Философ Д. Агамбен, рассматривая свидетеля в Концентрационном мире, ставит еще один очень важный вопрос – о статусе этого свидетеля. Кто может считаться настоящим свидетелем? Отвечая на этот вопрос, Д. Агамбен следом за П. Леви («Не мы, оставшиеся в живых, настоящие свидетели»[151]) делает парадоксальный вывод: настоящий свидетель – тот, кто не выжил. Выживший не является свидетелем в полной мере, так как «свидетель свидетельствует обычно во имя правды и справедливости, и они придают его словам прочность и полноту. Но здесь свидетельство, в сущности, равняется тому, что в нем отсутствует. Содержит в своей сердцевине несвидетельствуемое, которое лишает выживших авторитета. «Подлинные» свидетели – это те, кто не свидетельствовал и никогда бы не смог этого сделать. Это те, кто «достиг дна», «мусульмане», канувшие. Выжившие в качестве псевдосвидетелей говорят вместо них по доверенности: свидетельствуют об отсутствующем свидетельстве»[152].

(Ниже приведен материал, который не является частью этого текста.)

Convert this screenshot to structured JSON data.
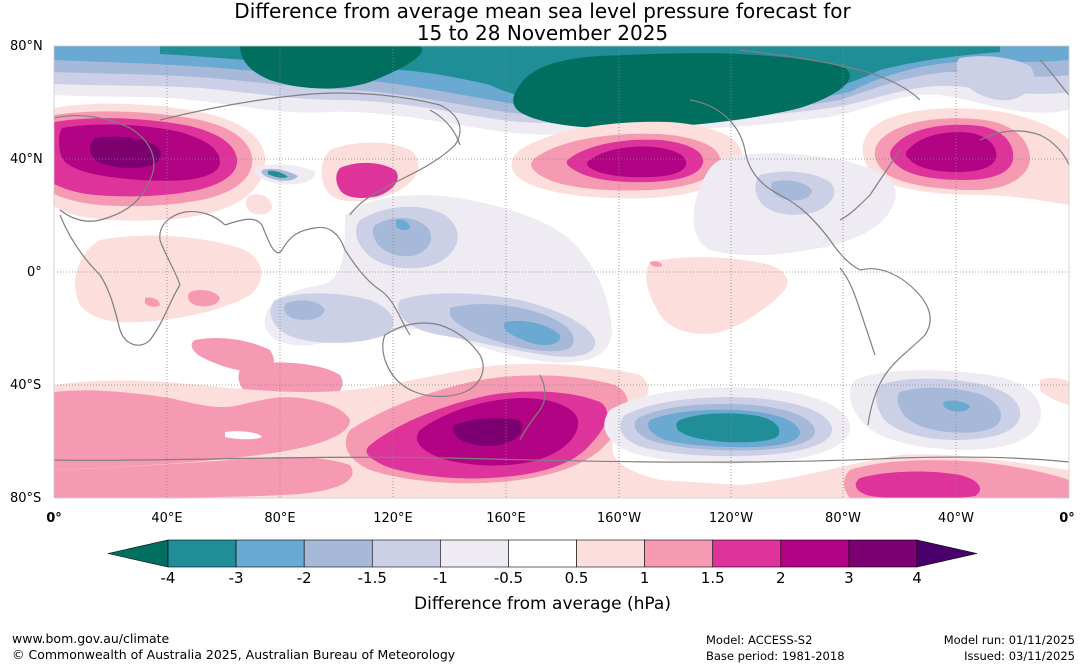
{
  "title": {
    "line1": "Difference from average mean sea level pressure forecast for",
    "line2": "15 to 28 November 2025"
  },
  "map": {
    "lat_labels": [
      "80°N",
      "40°N",
      "0°",
      "40°S",
      "80°S"
    ],
    "lon_labels": [
      "0°",
      "40°E",
      "80°E",
      "120°E",
      "160°E",
      "160°W",
      "120°W",
      "80°W",
      "40°W",
      "0°"
    ],
    "anomaly_regions": [
      {
        "name": "arctic-siberia-low",
        "value": -4
      },
      {
        "name": "north-pacific-low",
        "value": -4
      },
      {
        "name": "north-atlantic-high",
        "value": 3
      },
      {
        "name": "central-asia-high",
        "value": 3
      },
      {
        "name": "north-pacific-high",
        "value": 3
      },
      {
        "name": "new-zealand-high",
        "value": 4
      },
      {
        "name": "south-pacific-low",
        "value": -3
      },
      {
        "name": "south-atlantic-low",
        "value": -2
      },
      {
        "name": "tropical-west-pacific-low",
        "value": -2
      }
    ]
  },
  "colorbar": {
    "ticks": [
      "-4",
      "-3",
      "-2",
      "-1.5",
      "-1",
      "-0.5",
      "0.5",
      "1",
      "1.5",
      "2",
      "3",
      "4"
    ],
    "colors": [
      "#006f60",
      "#1f8e97",
      "#6aa9d2",
      "#a7b9d8",
      "#ccd0e6",
      "#efebf3",
      "#ffffff",
      "#fcdedc",
      "#f69ab4",
      "#de339a",
      "#b20384",
      "#7c006f",
      "#49006a"
    ],
    "label": "Difference from average (hPa)"
  },
  "footer": {
    "website": "www.bom.gov.au/climate",
    "copyright": "© Commonwealth of Australia 2025, Australian Bureau of Meteorology",
    "model": "Model: ACCESS-S2",
    "base_period": "Base period: 1981-2018",
    "model_run": "Model run: 01/11/2025",
    "issued": "Issued: 03/11/2025"
  }
}
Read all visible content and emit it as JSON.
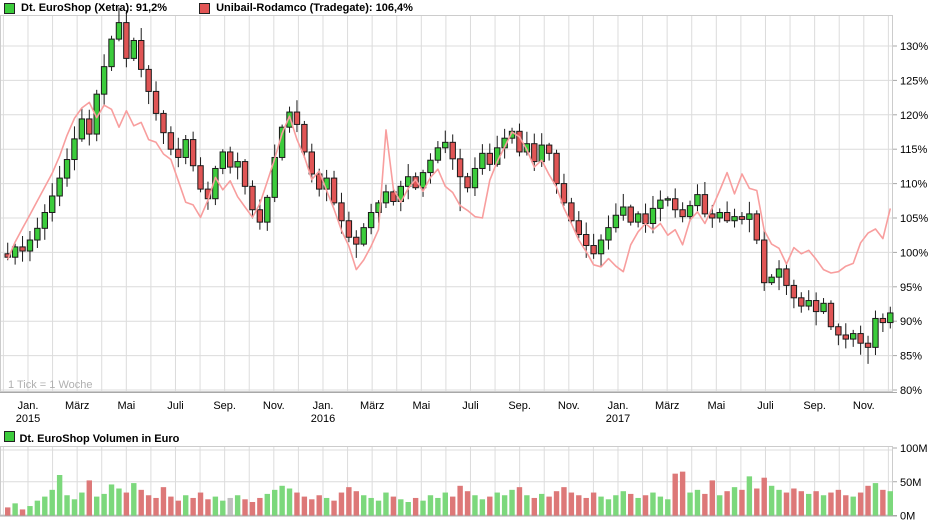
{
  "legend": {
    "series1": {
      "label": "Dt. EuroShop (Xetra): 91,2%",
      "color": "#3ccc3c"
    },
    "series2": {
      "label": "Unibail-Rodamco (Tradegate): 106,4%",
      "color": "#e25555"
    }
  },
  "volume_legend": {
    "label": "Dt. EuroShop Volumen in Euro",
    "color": "#3ccc3c"
  },
  "tick_note": "1 Tick = 1 Woche",
  "price_axis": {
    "ticks": [
      {
        "value": 130,
        "label": "130%"
      },
      {
        "value": 125,
        "label": "125%"
      },
      {
        "value": 120,
        "label": "120%"
      },
      {
        "value": 115,
        "label": "115%"
      },
      {
        "value": 110,
        "label": "110%"
      },
      {
        "value": 105,
        "label": "105%"
      },
      {
        "value": 100,
        "label": "100%"
      },
      {
        "value": 95,
        "label": "95%"
      },
      {
        "value": 90,
        "label": "90%"
      },
      {
        "value": 85,
        "label": "85%"
      },
      {
        "value": 80,
        "label": "80%"
      }
    ]
  },
  "volume_axis": {
    "ticks": [
      {
        "value": 100,
        "label": "100M"
      },
      {
        "value": 50,
        "label": "50M"
      },
      {
        "value": 0,
        "label": "0M"
      }
    ]
  },
  "x_axis": {
    "labels": [
      {
        "month": "Jan.",
        "year": "2015"
      },
      {
        "month": "März"
      },
      {
        "month": "Mai"
      },
      {
        "month": "Juli"
      },
      {
        "month": "Sep."
      },
      {
        "month": "Nov."
      },
      {
        "month": "Jan.",
        "year": "2016"
      },
      {
        "month": "März"
      },
      {
        "month": "Mai"
      },
      {
        "month": "Juli"
      },
      {
        "month": "Sep."
      },
      {
        "month": "Nov."
      },
      {
        "month": "Jan.",
        "year": "2017"
      },
      {
        "month": "März"
      },
      {
        "month": "Mai"
      },
      {
        "month": "Juli"
      },
      {
        "month": "Sep."
      },
      {
        "month": "Nov."
      }
    ]
  },
  "colors": {
    "candle_up": "#3ccc3c",
    "candle_down": "#e05555",
    "candle_border": "#1a1a1a",
    "wick": "#1a1a1a",
    "unibail_line": "#f89e9e",
    "volume_up": "#7cd87c",
    "volume_down": "#dd7878",
    "volume_neutral": "#bfbfbf",
    "grid": "#dcdcdc",
    "axis": "#a8a8a8",
    "tick_text": "#000000",
    "note_text": "#b0b0b0"
  },
  "chart_data": {
    "type": [
      "candlestick",
      "line",
      "bar"
    ],
    "title": "Dt. EuroShop vs. Unibail-Rodamco, indexiert in %, mit Volumen",
    "tick_interval": "1 Woche",
    "x_range": [
      "Jan. 2015",
      "Dez. 2017"
    ],
    "price_ylim": [
      80,
      130
    ],
    "price_unit": "%",
    "volume_ylim": [
      0,
      100
    ],
    "volume_unit": "Mio. Euro",
    "legend_position": "top-left",
    "grid": true,
    "first_open": 99.8,
    "euroShop_close_pct": [
      99.3,
      100.8,
      100.2,
      101.8,
      103.5,
      105.8,
      108.2,
      110.8,
      113.5,
      116.5,
      119.4,
      117.2,
      123.0,
      127.0,
      131.0,
      133.4,
      128.2,
      130.8,
      126.6,
      123.4,
      120.2,
      117.4,
      115.0,
      113.8,
      116.4,
      112.6,
      109.2,
      107.8,
      112.2,
      114.6,
      112.4,
      113.2,
      109.6,
      106.2,
      104.4,
      108.0,
      113.8,
      118.2,
      120.4,
      118.6,
      114.6,
      111.4,
      109.2,
      110.8,
      107.2,
      104.6,
      102.2,
      101.2,
      103.6,
      105.8,
      107.2,
      108.8,
      107.4,
      109.6,
      111.0,
      109.4,
      111.6,
      113.4,
      115.2,
      116.0,
      113.6,
      111.0,
      109.4,
      112.2,
      114.4,
      112.8,
      115.2,
      116.6,
      117.6,
      114.6,
      115.8,
      113.2,
      115.6,
      114.4,
      110.0,
      107.2,
      104.6,
      102.6,
      101.0,
      99.8,
      101.8,
      103.6,
      105.4,
      106.6,
      104.4,
      105.6,
      104.2,
      106.4,
      107.6,
      107.8,
      106.2,
      105.2,
      106.8,
      108.4,
      105.6,
      105.0,
      105.8,
      104.6,
      105.2,
      104.8,
      105.6,
      101.8,
      95.6,
      96.4,
      97.6,
      95.2,
      93.4,
      92.2,
      93.0,
      91.4,
      92.6,
      89.2,
      88.0,
      87.4,
      88.2,
      86.8,
      86.2,
      90.4,
      89.8,
      91.2
    ],
    "unibail_pct": [
      99.0,
      101.5,
      103.5,
      105.5,
      107.5,
      109.5,
      111.5,
      114.0,
      117.0,
      119.5,
      121.0,
      121.8,
      119.6,
      121.4,
      120.8,
      118.2,
      120.6,
      118.4,
      118.9,
      116.4,
      116.0,
      114.3,
      113.5,
      110.4,
      107.3,
      106.9,
      105.1,
      107.6,
      110.9,
      109.1,
      110.4,
      108.1,
      106.6,
      105.1,
      107.1,
      110.3,
      113.6,
      117.3,
      119.8,
      116.4,
      113.9,
      110.6,
      111.8,
      109.0,
      106.3,
      103.2,
      100.9,
      97.5,
      98.9,
      100.9,
      103.3,
      117.8,
      109.2,
      107.3,
      109.3,
      110.6,
      108.9,
      110.9,
      112.1,
      109.6,
      108.7,
      106.8,
      106.1,
      105.2,
      105.0,
      110.5,
      113.2,
      115.3,
      117.5,
      116.8,
      114.9,
      112.4,
      113.4,
      111.3,
      109.5,
      106.4,
      104.2,
      101.8,
      100.1,
      98.2,
      97.9,
      99.1,
      98.0,
      97.2,
      101.1,
      103.0,
      104.2,
      103.3,
      104.2,
      102.5,
      103.3,
      101.1,
      104.7,
      105.9,
      104.2,
      106.5,
      109.0,
      111.6,
      108.5,
      111.4,
      109.3,
      109.0,
      103.2,
      101.2,
      100.6,
      98.3,
      100.7,
      99.8,
      100.3,
      99.0,
      97.5,
      97.0,
      97.2,
      98.0,
      98.4,
      101.4,
      102.8,
      103.4,
      102.0,
      106.4
    ],
    "volume_m": [
      12,
      18,
      9,
      14,
      22,
      28,
      38,
      60,
      30,
      24,
      34,
      52,
      28,
      32,
      46,
      40,
      34,
      48,
      38,
      30,
      26,
      42,
      28,
      22,
      30,
      26,
      34,
      24,
      28,
      22,
      26,
      30,
      24,
      20,
      26,
      32,
      38,
      44,
      40,
      34,
      28,
      24,
      30,
      26,
      22,
      34,
      42,
      36,
      30,
      26,
      22,
      34,
      28,
      24,
      20,
      26,
      22,
      30,
      26,
      34,
      28,
      44,
      36,
      30,
      24,
      28,
      34,
      30,
      38,
      42,
      30,
      26,
      32,
      28,
      36,
      42,
      34,
      30,
      26,
      34,
      28,
      24,
      30,
      36,
      32,
      26,
      30,
      34,
      28,
      24,
      62,
      65,
      34,
      38,
      32,
      52,
      30,
      36,
      42,
      38,
      58,
      40,
      56,
      44,
      38,
      34,
      40,
      36,
      32,
      36,
      30,
      34,
      38,
      30,
      28,
      34,
      44,
      48,
      38,
      36
    ],
    "wick_overrides": {
      "15": {
        "h": 2.2
      },
      "16": {
        "h": 1.8
      },
      "47": {
        "l": 2.0
      },
      "61": {
        "l": 5.0
      },
      "102": {
        "l": 1.2
      },
      "109": {
        "l": 2.0
      },
      "116": {
        "l": 2.4
      }
    },
    "gray_volume_indices": [
      30
    ]
  }
}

Профессор К. Карут в своей работе «Травма, время и история»[153] переосмыслила агамбеновскую фигуру свидетеля, переозначив выжившего свидетеля как символически погребенного заживо и поэтому вынужденного после лагеря постоянно восстанавливать даже не свое право свидетеля, а право иметь право быть свидетелем. Для чего ему приходится все время возвращаться в свою историю, биографию, которых уже нет – ни лагерных, ни долагерных, – постоянно восстанавливая свою не подлежащую восстановлению идентичность. В результате именно к этому сводится свидетельство. В качестве примера К. Карут опирается на произведение О. Бальзака «Полковник Шабер», где главный герой по ошибке погребен заживо в братской могиле. Ему оттуда чудом удается выбраться, но выясняется, что свидетельство о его смерти имеет большее значение для общества, чем присутствие самого полковника как живого человека. Поэтому все притязания героя на свое имя, собственность и даже жену признаются неправомерными, в том числе и его ближними, которым его смерть выгодна. В результате свидетель вновь оказывается в ситуации, когда он может свидетельствовать только о своем личном опыте, но не о том глобальном, что был в лагере, а социум, не понимающий свидетеля, как бы всякий раз во время свидетельства хоронит его повторно в логике дурной бесконечности. В этих условиях даже живому свидетелю, для того чтобы сохранить этот статус, остается или молчать, или умереть.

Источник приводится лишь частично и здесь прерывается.